My toolkit of choice for plotting or graphing data happens to be the combination of numpy, matplotlib, and scipy. I immediately found the function I was looking for: matplotlib.pyplot.boxplot. Unfortunately, I wanted the box plot to show information about the 99th percentile, and woe, this function will only draw whiskers based on the IQR.

So, I wrote my own box plot implementation, that's a little bit more generic and most importantly met my needs.

# @author: Aaron Blankstein 

from scipy.stats import scoreatpercentile

class boxplotter(object):
    def __init__(self, median, top, bottom, whisk_top=None, 
                 whisk_bottom=None):
        self.median = median
        self.top = top
        self.bott = bottom
        self.whisk_top = whisk_top
        self.whisk_bott = whisk_bottom
    def draw_on(self, ax, index, box_color = "blue", 
                median_color = "red", whisker_color = "black"):
        width = .7
        w2 = width / 2
        ax.broken_barh([(index - w2, width)],
                       (self.bott,self.top - self.bott), 
                       facecolor="white",edgecolor=box_color)
        ax.broken_barh([(index - w2, width)],
                       (self.median,0), 
                       facecolor="white", edgecolor=median_color)
        if self.whisk_top is not None:
            ax.broken_barh([(index - w2, width)],
                           (self.whisk_top,0), 
                           facecolor="white", edgecolor=whisker_color)
            ax.broken_barh([(index , 0)], 
                           (self.whisk_top, self.top-self.whisk_top),
                           edgecolor=box_color,linestyle="dashed")
        if self.whisk_bott is not None:
            ax.broken_barh([(index - w2, width)],
                           (self.whisk_bott,0), 
                           facecolor="white", edgecolor=whisker_color)
            ax.broken_barh([(index , 0)], 
                           (self.whisk_bott,self.bott-self.whisk_bott),
                           edgecolor=box_color,linestyle="dashed")

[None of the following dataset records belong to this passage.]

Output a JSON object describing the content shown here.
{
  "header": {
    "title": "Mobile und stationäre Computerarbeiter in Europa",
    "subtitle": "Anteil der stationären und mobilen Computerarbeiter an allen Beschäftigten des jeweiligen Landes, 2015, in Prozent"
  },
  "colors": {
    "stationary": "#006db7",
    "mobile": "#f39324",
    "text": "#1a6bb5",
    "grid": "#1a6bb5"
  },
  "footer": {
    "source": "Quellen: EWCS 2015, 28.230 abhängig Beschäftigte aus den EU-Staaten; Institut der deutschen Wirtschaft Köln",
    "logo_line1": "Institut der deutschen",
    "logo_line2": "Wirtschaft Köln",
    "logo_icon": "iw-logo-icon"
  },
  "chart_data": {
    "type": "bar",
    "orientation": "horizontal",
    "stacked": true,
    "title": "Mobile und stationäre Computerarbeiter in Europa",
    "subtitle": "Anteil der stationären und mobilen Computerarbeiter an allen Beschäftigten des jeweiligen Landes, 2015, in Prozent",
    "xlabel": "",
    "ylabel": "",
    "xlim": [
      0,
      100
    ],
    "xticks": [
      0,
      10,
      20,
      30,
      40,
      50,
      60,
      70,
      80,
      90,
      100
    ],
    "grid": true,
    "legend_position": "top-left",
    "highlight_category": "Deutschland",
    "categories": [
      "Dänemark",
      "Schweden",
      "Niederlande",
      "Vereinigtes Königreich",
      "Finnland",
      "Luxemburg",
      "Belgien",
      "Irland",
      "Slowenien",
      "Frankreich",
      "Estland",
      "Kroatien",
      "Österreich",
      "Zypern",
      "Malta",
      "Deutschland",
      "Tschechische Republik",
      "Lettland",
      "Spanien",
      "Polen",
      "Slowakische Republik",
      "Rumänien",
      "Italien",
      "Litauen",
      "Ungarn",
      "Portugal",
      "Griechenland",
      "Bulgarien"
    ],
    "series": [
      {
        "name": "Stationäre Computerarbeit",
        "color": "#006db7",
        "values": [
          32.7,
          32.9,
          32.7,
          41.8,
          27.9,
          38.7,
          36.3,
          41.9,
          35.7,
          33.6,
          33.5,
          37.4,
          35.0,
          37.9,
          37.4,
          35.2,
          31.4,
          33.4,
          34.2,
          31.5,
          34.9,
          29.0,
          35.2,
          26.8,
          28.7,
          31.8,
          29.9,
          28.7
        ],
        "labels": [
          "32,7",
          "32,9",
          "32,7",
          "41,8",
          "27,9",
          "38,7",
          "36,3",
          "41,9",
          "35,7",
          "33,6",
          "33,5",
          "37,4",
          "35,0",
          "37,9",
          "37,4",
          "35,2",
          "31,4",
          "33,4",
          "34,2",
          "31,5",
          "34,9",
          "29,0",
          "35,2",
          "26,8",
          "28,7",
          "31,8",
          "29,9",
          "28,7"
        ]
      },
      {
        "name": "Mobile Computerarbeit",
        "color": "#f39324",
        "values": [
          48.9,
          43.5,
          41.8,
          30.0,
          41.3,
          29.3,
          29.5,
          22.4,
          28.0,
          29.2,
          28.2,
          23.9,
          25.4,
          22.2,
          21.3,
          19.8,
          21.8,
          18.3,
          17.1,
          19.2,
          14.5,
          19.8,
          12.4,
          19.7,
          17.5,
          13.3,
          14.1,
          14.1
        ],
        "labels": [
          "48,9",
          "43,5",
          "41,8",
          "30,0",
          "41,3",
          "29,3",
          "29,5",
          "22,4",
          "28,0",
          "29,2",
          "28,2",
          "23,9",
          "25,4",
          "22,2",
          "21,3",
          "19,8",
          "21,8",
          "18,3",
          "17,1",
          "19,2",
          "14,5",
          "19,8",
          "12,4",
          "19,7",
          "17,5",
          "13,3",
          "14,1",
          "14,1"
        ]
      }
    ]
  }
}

def percentile_box_plot(ax, data, indexer=None, box_top=75, 
                        box_bottom=25,whisker_top=99,whisker_bottom=1):
    if indexer is None:
        indexed_data = zip(range(1,len(data)+1), data)
    else:
        indexed_data = [(indexer(datum), datum) for datum in data]
    def get_whisk(vector, w):
        if w is None:
            return None
        return scoreatpercentile(vector, w)

    for index, x in indexed_data:
        bp = boxplotter(scoreatpercentile(x, 50),
                        scoreatpercentile(x, box_top),
                        scoreatpercentile(x, box_bottom),
                        get_whisk(x, whisker_top),
                        get_whisk(x, whisker_bottom))
        bp.draw_on(ax, index)

def example():

    from pylab import rand, ones, concatenate
    import matplotlib.pyplot as plt
    # EXAMPLE data code from: 
    # http://matplotlib.sourceforge.net/pyplots/boxplot_demo.py
    # fake up some data
    spread= rand(50) * 100
    center = ones(25) * 50
    flier_high = rand(10) * 100 + 100
    flier_low = rand(10) * -100
    data =concatenate((spread, center, flier_high, flier_low), 0)
    # fake up some more data
    spread= rand(50) * 100
    center = ones(25) * 40
    flier_high = rand(10) * 100 + 100
    flier_low = rand(10) * -100
    d2 = concatenate( (spread, center, flier_high, flier_low), 0 )
    data.shape = (-1, 1)
    d2.shape = (-1, 1)
    data = [data, d2, d2[::2,0]]

    fig = plt.figure()
    ax = fig.add_subplot(1,1,1)
    ax.set_xlim(0,4)
    percentile_box_plot(ax, data)
    plt.savefig('example.png')
 
if __name__ == "__main__":
    example()


The example() method produced the lovely box plot above. If you supply None arguments to either of the whiskers, it won't draw that particular whisker. Anyways, happy plotting.